Do you accept cookies? 

an exhibition by Dávid Biró 

On view from 9 June until 18 September 2020 (in August only by appointment)



There are only a few things, which we can consider so exclusively our own as our faces. One of the most basic elements of our identity is our most intimate, yet most public part. We barely ever cover this surface of our body, not even in public space, and in some countries, it is considered to be a crime to cover one’s face in particular spaces. Therefore it seems like it is our duty, to always be identifiable when we enter somewhere. But how far this duty of identification extends, and where does the monitoring of people change into illegal and authoritarian surveillance?

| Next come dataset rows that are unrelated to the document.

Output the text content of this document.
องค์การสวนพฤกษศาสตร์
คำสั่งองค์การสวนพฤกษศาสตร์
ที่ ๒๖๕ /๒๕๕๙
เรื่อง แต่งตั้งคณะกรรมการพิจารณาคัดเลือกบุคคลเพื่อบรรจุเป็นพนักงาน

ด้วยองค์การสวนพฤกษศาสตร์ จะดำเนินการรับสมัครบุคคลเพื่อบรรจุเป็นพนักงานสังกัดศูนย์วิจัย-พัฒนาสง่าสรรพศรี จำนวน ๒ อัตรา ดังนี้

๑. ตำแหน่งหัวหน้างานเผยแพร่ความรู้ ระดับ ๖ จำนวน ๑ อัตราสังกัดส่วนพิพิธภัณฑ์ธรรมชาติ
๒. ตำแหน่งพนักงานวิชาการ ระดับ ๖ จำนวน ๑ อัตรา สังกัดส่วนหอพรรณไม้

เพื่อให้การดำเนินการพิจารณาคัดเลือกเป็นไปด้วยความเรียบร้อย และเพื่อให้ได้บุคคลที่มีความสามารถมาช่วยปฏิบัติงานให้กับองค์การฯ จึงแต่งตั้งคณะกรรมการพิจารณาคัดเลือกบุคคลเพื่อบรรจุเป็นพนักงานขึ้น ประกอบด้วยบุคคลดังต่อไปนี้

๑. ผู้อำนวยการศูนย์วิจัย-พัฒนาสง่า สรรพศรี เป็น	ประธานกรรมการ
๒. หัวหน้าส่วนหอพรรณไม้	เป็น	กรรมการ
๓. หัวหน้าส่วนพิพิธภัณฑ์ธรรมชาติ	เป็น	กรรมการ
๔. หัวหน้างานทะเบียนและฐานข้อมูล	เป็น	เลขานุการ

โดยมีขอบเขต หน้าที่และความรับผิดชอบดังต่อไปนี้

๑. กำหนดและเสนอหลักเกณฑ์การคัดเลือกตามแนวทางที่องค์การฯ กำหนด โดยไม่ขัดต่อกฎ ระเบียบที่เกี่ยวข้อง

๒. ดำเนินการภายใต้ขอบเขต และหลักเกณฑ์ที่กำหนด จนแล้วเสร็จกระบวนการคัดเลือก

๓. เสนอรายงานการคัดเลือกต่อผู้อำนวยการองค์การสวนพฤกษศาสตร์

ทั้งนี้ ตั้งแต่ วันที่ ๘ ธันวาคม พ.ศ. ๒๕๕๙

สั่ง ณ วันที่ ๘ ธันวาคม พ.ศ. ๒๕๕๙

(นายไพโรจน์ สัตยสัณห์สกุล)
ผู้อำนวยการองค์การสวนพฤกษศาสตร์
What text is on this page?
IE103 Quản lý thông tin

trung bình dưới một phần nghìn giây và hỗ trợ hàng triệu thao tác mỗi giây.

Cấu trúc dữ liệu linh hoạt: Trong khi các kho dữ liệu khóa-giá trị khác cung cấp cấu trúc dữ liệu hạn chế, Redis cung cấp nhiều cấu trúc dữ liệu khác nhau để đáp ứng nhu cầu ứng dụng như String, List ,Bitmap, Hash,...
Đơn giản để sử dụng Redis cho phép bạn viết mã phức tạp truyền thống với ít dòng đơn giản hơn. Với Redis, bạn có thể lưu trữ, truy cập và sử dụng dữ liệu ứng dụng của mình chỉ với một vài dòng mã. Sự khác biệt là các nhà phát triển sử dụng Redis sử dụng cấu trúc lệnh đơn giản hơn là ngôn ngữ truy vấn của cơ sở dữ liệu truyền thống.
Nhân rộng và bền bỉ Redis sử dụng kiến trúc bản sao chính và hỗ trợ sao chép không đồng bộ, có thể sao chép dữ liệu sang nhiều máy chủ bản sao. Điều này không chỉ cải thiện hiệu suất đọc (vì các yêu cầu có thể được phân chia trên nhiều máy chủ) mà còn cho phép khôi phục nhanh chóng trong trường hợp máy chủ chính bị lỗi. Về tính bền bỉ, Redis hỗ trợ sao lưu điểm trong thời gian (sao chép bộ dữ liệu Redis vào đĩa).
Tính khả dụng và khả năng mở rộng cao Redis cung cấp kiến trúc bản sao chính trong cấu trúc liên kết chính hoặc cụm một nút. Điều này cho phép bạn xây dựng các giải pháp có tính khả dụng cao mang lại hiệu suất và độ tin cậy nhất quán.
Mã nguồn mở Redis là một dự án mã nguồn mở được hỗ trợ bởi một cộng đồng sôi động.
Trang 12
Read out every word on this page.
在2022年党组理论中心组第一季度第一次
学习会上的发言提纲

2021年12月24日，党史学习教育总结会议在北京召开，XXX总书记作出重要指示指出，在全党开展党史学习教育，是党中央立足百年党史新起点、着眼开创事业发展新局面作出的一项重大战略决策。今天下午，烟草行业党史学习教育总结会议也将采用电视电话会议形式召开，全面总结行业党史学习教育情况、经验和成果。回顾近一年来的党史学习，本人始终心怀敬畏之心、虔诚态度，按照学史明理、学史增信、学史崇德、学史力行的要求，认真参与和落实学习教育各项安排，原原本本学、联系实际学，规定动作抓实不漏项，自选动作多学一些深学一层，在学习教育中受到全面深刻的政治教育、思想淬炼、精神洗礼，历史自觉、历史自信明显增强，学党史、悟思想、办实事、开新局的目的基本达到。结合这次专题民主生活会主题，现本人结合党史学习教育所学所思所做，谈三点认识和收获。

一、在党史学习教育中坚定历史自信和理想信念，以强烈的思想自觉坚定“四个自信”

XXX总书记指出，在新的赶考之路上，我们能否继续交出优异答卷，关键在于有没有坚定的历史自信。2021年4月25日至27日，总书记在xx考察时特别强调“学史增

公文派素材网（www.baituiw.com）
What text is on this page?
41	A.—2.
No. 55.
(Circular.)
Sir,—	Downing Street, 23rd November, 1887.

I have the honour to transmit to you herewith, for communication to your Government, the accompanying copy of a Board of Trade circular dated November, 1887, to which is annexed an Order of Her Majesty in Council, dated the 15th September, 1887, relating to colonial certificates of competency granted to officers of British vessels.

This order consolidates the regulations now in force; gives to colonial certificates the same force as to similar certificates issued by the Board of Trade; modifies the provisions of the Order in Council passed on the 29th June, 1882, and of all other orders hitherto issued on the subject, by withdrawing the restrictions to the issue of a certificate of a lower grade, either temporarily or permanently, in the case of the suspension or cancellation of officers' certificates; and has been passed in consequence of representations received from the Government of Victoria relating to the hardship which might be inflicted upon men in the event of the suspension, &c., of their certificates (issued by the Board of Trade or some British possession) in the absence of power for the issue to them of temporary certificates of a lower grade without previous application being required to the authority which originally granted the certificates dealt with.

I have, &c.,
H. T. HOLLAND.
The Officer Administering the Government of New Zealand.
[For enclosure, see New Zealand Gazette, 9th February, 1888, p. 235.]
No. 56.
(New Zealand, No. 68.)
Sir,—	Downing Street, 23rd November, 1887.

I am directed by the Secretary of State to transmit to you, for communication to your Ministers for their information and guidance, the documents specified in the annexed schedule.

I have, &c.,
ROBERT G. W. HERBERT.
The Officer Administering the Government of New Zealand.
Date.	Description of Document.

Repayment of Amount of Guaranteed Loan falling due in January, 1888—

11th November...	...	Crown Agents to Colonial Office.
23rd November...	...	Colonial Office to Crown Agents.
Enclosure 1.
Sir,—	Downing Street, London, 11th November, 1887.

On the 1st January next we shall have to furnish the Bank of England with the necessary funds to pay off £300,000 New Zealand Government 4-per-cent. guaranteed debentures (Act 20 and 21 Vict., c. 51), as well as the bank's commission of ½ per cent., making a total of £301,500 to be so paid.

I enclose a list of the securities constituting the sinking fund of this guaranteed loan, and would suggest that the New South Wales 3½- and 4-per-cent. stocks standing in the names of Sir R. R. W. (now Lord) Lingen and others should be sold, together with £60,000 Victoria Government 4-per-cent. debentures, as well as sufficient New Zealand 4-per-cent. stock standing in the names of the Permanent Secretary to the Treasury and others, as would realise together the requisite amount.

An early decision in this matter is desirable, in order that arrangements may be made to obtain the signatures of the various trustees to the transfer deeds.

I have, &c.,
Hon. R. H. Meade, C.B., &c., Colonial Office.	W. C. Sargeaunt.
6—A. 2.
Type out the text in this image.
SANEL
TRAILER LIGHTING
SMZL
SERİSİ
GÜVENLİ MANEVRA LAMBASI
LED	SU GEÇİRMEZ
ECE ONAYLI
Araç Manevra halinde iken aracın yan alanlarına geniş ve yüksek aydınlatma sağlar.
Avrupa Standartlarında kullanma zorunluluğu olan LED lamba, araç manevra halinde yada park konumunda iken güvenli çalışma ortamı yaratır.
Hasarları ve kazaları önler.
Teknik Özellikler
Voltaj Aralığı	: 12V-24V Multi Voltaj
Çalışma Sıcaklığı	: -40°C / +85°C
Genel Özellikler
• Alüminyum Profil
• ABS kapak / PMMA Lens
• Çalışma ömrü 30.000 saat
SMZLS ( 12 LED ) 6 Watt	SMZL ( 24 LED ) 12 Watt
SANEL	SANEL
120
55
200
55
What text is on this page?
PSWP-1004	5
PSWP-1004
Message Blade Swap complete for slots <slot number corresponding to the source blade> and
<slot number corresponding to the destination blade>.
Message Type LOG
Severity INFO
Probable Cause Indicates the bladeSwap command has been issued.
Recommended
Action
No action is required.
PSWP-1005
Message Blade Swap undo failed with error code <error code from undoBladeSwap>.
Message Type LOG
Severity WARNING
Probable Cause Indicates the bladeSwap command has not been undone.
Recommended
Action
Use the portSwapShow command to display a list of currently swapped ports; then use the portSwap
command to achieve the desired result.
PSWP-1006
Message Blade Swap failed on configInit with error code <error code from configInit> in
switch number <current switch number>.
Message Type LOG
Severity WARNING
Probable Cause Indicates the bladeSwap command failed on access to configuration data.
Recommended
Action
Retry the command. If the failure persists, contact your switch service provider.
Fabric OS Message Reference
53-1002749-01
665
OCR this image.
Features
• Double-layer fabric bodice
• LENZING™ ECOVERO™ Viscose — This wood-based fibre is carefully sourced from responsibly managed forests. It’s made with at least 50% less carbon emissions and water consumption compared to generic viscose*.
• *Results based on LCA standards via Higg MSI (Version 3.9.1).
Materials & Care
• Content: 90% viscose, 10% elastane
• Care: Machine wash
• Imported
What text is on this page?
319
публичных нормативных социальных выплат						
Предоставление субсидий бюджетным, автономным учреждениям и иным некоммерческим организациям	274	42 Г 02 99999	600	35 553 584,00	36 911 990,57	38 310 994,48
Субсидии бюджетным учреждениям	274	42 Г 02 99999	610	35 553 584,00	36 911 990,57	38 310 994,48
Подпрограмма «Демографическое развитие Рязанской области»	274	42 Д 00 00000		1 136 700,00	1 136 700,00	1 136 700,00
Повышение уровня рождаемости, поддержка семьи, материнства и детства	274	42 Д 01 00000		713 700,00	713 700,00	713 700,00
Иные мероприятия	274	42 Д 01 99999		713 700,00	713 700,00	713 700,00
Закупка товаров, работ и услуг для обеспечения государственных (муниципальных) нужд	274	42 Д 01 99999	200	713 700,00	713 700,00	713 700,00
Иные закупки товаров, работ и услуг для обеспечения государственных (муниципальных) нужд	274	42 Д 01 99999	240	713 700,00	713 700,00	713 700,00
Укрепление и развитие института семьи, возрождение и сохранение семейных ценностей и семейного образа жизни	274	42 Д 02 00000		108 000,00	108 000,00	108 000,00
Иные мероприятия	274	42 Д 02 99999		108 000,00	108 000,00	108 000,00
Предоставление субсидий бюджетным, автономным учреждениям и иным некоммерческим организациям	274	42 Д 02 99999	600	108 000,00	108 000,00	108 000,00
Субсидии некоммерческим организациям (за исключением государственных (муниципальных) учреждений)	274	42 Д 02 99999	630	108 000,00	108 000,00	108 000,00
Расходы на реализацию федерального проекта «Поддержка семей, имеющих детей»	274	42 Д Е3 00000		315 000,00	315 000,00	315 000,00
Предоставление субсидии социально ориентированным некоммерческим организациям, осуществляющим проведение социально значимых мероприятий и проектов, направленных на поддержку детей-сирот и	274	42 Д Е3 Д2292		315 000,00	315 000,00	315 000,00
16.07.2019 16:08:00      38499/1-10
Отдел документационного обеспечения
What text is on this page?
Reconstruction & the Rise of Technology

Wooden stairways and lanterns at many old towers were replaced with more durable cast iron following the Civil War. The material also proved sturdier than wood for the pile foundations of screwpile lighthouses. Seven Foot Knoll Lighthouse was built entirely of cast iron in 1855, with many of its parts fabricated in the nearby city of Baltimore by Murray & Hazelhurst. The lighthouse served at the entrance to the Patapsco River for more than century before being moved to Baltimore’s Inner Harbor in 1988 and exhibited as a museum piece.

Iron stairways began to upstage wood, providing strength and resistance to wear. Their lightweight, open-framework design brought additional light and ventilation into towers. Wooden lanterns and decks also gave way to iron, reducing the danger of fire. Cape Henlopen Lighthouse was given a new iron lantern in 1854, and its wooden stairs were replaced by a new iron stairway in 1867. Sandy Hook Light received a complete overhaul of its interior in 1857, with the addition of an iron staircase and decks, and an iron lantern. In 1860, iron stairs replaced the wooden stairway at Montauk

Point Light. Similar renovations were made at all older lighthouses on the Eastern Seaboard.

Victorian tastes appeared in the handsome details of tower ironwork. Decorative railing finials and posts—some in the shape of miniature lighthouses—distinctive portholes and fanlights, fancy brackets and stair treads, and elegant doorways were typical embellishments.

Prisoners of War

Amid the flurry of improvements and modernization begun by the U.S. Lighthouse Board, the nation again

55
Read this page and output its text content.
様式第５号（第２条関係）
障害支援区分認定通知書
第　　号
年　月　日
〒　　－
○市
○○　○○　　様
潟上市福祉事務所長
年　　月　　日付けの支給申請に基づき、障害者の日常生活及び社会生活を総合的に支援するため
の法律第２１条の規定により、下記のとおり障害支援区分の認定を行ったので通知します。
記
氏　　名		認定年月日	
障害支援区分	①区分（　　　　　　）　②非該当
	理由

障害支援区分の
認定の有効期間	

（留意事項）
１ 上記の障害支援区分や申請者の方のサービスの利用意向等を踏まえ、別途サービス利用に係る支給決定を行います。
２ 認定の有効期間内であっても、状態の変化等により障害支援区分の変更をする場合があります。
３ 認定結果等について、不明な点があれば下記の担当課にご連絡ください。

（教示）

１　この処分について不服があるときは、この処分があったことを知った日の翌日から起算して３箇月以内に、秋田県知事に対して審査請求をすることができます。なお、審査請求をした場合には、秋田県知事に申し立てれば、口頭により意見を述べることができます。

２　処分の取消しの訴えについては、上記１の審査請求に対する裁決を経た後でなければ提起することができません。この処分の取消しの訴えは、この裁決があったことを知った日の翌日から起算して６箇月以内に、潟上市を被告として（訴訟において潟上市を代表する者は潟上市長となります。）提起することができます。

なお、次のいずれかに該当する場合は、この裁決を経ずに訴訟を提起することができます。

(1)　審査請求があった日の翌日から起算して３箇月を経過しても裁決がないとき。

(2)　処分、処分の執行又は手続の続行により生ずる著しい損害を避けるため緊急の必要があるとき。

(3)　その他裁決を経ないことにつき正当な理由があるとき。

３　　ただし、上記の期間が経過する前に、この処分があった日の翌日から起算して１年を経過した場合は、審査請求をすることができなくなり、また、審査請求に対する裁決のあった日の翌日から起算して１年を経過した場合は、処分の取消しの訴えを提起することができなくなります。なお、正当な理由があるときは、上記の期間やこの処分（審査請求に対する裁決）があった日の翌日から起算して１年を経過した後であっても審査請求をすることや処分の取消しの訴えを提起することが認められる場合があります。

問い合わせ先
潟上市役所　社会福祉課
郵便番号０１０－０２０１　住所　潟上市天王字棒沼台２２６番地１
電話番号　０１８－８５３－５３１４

In his newest series, Do you accept cookies? Dávid Biró carefully examines the mechanism of face-recognition systems. The exhibition could hardly be more current, as the face is beginning to take on the role of fingerprint thanks to the latest technologies. More and more people are using phones that can be unlocked by face scanning, and cameras in the public space are increasingly using face detection for crime prevention and for law enforcement reasons.

For his newest series, Biró created face-imitating installations, in order to experiment on what the human eye recognises as a face, and what appears to be a face according to the algorithm of mobile cameras as well. It is an interesting, instructive experience to examine these pictures through a camera of a mobile phone. And the montage consisting of typical sentences of the Privacy Policy by great tech-enterprises gives a great insight into how personal data has become the most valuable currency of the 21st century. 

It is beyond doubt, that the time has come for us to start dealing with our personal data much more carefully. Although we can decide to delete our profile from social media platforms, and not to accept cookies on websites, we can not just simply log out from the face recognition system of public spaces.

Dávid Biró attempts to detect the blind spots of the technology of face recognition and to elude the system using various hacks. Meanwhile, he takes the ethical issue of observation and being the one who is observed into the discussion, which is unquestionably one of the most important dilemmas of our time.